Dopo un negoziato fiume di oltre 36 ore, le istituzioni Ue hanno raggiunto venerdì sera un accordo sull’AI Act, la legge europea sull’intelligenza artificiale. Si tratta del primo quadro normativo sui sistemi di intelligenza artificiale nel mondo. Obiettivo della normativa è garantire che l’IA protegga i diritti fondamentali, la democrazia, lo Stato di diritto e la sostenibilità ambientale, stimolando al tempo stesso l’innovazione e rendendo in teoria l’Europa leader nel settore esploso con la diffusione di chatbot come ChatGPT. Il dossier è centrale anche per il governo di Giorgia Meloni: l’IA sarà uno dei temi del G7 a presidenza italiana. Ma il via libera è arrivato al prezzo di compromessi al ribasso su aspetti cruciali come l’utilizzo di tecnologie per il riconoscimento facciale a distanza da parte degli Stati se lo ritengono giustificato per motivi di sicurezza nazionale.

“Un momento storico” ha esultato Ursula von der Leyen, celebrando uno dei cavalli di battaglia del suo mandato alla Commissione europea che ha avanzato la proposta nel 2021. La normativa darà “un contributo sostanziale allo sviluppo di regole e principi globali per un’IA incentrata sull’uomo”, ha rivendicato la numero uno dell’esecutivo comunitario. È il cosiddetto ‘effetto Bruxelles’, con cui l’Ue spera di orientare le norme sull’IA a livello mondiale, come accaduto con altri dossier. L’intesa politica ora dovrà incassare l’approvazione finale degli Stati membri, oltre che del Parlamento europeo. Non tutti però festeggiano: per Amnesty “la decisione dell’UE di non vietare la sorveglianza pubblica di massa costituisce un devastante precedente globale. Le tre istituzioni dell’UE hanno dato il via libera alla sorveglianza digitale distopica nei 27 Stati membri dell’UE”. E sottolinea che il Parlamento europeo ha ceduto “alle pressioni degli Stati membri affinché facesse un passo indietro rispetto alla sua posizione originale che offriva forti protezioni, compreso un divieto incondizionato del riconoscimento facciale dal vivo”.

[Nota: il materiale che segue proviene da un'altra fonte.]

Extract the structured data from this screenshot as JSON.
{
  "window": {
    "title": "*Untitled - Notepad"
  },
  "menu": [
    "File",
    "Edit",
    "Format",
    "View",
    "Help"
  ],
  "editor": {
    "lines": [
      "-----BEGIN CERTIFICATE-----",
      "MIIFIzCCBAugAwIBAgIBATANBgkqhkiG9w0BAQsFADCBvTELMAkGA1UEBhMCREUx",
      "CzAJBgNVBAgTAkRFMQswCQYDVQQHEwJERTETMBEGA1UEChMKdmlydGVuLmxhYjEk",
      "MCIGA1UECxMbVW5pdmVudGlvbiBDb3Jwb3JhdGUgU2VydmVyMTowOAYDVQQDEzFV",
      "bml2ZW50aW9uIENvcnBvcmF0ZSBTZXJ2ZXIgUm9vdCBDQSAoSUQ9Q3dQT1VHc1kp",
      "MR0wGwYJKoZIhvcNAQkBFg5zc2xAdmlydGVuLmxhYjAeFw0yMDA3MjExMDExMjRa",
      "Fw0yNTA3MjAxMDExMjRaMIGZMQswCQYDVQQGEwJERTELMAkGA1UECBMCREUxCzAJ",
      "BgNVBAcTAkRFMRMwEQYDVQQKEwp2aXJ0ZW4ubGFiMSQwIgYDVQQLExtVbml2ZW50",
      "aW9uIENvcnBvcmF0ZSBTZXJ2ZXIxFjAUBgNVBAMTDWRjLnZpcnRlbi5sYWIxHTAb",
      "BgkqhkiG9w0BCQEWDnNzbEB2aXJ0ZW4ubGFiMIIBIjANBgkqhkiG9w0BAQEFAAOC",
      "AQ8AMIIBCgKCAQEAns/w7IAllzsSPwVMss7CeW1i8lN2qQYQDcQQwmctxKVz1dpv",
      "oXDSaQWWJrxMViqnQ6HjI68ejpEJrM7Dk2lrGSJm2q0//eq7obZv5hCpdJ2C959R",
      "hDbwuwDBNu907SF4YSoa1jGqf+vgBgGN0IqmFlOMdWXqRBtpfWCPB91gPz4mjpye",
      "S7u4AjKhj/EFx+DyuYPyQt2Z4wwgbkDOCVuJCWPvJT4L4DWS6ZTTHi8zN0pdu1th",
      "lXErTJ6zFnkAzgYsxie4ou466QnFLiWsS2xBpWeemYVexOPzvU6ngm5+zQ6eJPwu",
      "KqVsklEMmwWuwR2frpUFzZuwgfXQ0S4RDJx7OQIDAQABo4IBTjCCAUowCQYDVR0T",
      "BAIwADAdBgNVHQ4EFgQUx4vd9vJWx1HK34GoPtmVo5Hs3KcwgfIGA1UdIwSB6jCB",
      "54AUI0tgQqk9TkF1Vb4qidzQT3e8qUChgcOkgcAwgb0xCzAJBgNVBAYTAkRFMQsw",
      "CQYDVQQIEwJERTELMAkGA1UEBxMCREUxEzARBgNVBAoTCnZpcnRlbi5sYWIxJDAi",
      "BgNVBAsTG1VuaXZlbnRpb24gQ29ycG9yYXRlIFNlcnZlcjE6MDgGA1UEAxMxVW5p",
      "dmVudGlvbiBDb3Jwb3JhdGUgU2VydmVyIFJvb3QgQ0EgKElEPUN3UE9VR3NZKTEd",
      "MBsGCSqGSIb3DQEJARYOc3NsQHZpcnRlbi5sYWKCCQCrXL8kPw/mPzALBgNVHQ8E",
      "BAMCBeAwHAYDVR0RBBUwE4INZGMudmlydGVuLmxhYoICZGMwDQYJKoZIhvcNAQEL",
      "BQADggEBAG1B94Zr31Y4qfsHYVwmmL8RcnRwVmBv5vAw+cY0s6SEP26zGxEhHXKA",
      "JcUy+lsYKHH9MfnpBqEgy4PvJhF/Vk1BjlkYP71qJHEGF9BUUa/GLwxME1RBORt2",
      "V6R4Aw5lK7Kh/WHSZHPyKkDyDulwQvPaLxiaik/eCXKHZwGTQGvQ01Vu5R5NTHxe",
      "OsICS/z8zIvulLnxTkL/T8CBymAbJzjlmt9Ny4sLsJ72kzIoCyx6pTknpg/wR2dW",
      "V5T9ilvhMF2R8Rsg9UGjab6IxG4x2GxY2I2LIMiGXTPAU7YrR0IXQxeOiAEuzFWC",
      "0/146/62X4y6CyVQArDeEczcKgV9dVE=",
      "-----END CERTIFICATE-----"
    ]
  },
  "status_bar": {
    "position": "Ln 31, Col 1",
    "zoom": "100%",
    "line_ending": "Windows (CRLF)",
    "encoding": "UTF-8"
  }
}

Nocciolo duro della legge è l’adozione di un approccio basato sul rischio. In altre parole, è prevista una serie di obblighi a fornitori e sviluppatori di sistemi di IA a seconda dei diversi livelli di rischio identificati. Uno dei capitoli più importanti, su cui il negoziato si è incagliato per ore, è quello delle pratiche di IA vietate perché comportano un rischio inaccettabile per la sicurezza e i diritti fondamentali. Non ci sarà però un divieto assoluto dei sistemi di identificazione biometrica in tempo reale e a distanza, come il riconoscimento facciale: l’uso sarà “limitato” ma consentito sulla base di necessità di sicurezza nazionale.

Il capodelegazione del Pd al Parlamento Europeo e relatore dell’AI Act Brando Benifei sostiene che meglio di così non si poteva fare: “Alcuni governi compreso quello italiano avrebbero voluto più mano libera nel mettere sotto controllo i cittadini e fare profilazione, ma hanno trovato un muro invalicabile da parte nostra a tutela delle libertà”, ha rivendicato. Ma, oltre ad Amnesty, anche l’associazione europea dei consumatori (Beuc) è critica e lamenta “l’ampiezza dei rischi da cui i consumatori saranno impropriamente protetti in futuro”.

Tra i punti controversi, anche quello sui modelli di fondazione come GPT-4, alla base di ChatGPT. L’accordo prevede obblighi più stringenti per i modelli ad alto impatto con rischio sistemico. Norme che Berlino, Parigi e in parte Roma avrebbero voluto diluire in codici di condotta, temendo che gli oneri imposti soffocheranno l’innovazione in Ue. “Non siamo ancora convinti che questo sia il modo giusto per garantire che l’Europa rimanga competitiva nell’IA. L’innovazione si farà comunque altrove” ha commentato a caldo l’eurodeputato del Ppe, Axel Voss. “Qui abbiamo perso la nostra occasione”.